Zemken continues to fight the fight, and despite her success, just showing up at a track with her blonde hair flowing over her shoulders sometimes presents a challenge.

At a World of Outlaws race at Canandaigua, N.Y., in May, Zemken arrived late, had to swap motors in her No. 1Z, and the track official tending the gate asked her to move and called security.

“It was just three of us girls,” Zemken said. “All these guys had these huge rigs and tractor-trailers sponsored by Budweiser and DirecTV and Bass Pro Shops, and here we are with this little 28-foot dually (dual-wheel pickup) and enclosed trailer with no sponsors and the guy at the gate is like, ‘This is a joke. You’ve got to park out back.’ I couldn’t park with the guys I was racing against. It was like I wasn’t good enough.”

Zemken responded to the slight by winning a heat race and started on the front row in the A-Main alongside Kinser, Danny Lasoski, and Donny Schatz, three of the biggest names in the sprint car world.

“Just the assumption that people get at first, looking at things from the outside, I can say that I can’t blame them, but at the same time it’s really frustrating,” Zemken said. “I guess it’s a good thing, in a way. The more people that say I can’t do it, the more negativity I get, the harder I work to get to where I want to be.”

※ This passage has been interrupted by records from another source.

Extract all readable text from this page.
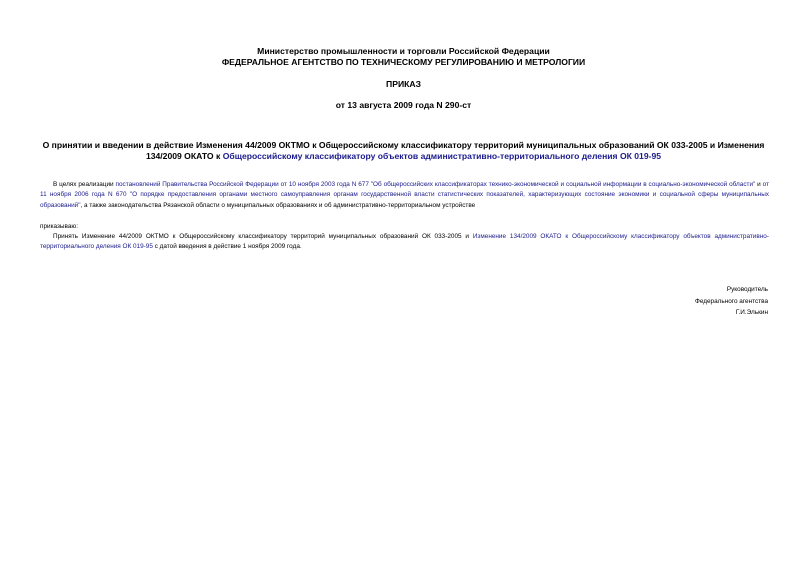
Министерство промышленности и торговли Российской Федерации
ФЕДЕРАЛЬНОЕ АГЕНТСТВО ПО ТЕХНИЧЕСКОМУ РЕГУЛИРОВАНИЮ И МЕТРОЛОГИИ
ПРИКАЗ
от 13 августа 2009 года N 290-ст
О принятии и введении в действие Изменения 44/2009 ОКТМО к Общероссийскому классификатору территорий муниципальных образований ОК 033-2005 и Изменения 134/2009 ОКАТО к Общероссийскому классификатору объектов административно-территориального деления ОК 019-95
В целях реализации постановлений Правительства Российской Федерации от 10 ноября 2003 года N 677 "Об общероссийских классификаторах технико-экономической и социальной информации в социально-экономической области" и от 11 ноября 2006 года N 670 "О порядке предоставления органами местного самоуправления органам государственной власти статистических показателей, характеризующих состояние экономики и социальной сферы муниципальных образований", а также законодательства Рязанской области о муниципальных образованиях и об административно-территориальном устройстве
приказываю:
Принять Изменение 44/2009 ОКТМО к Общероссийскому классификатору территорий муниципальных образований ОК 033-2005 и Изменение 134/2009 ОКАТО к Общероссийскому классификатору объектов административно-территориального деления ОК 019-95 с датой введения в действие 1 ноября 2009 года.
Руководитель
Федерального агентства
Г.И.Элькин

Zemken has driven for other people, and she spent two of the past three winters in Phoenix and Southern California working odd jobs — she labored for an underground utilities contracting company pulling wire — and racing in an effort to get her name out there.

“Hopefully, sooner or later somebody’s going to notice,” she said.

Stewart has. This year, instead of racing her at Black Rock, he worked her pit and she finished third. They’ve become texting buddies, and that can only help in the long run.

“I guess maybe I never realized how hard it was, and it definitely has gotten, instead of easier, harder,” Zemken said. “But it’s a dream I’ve had since I was a little girl. I know that I can do it and I don’t want to give up. It’s just a matter of being, like they always say, in the right place at the right time and I haven’t gotten there yet.”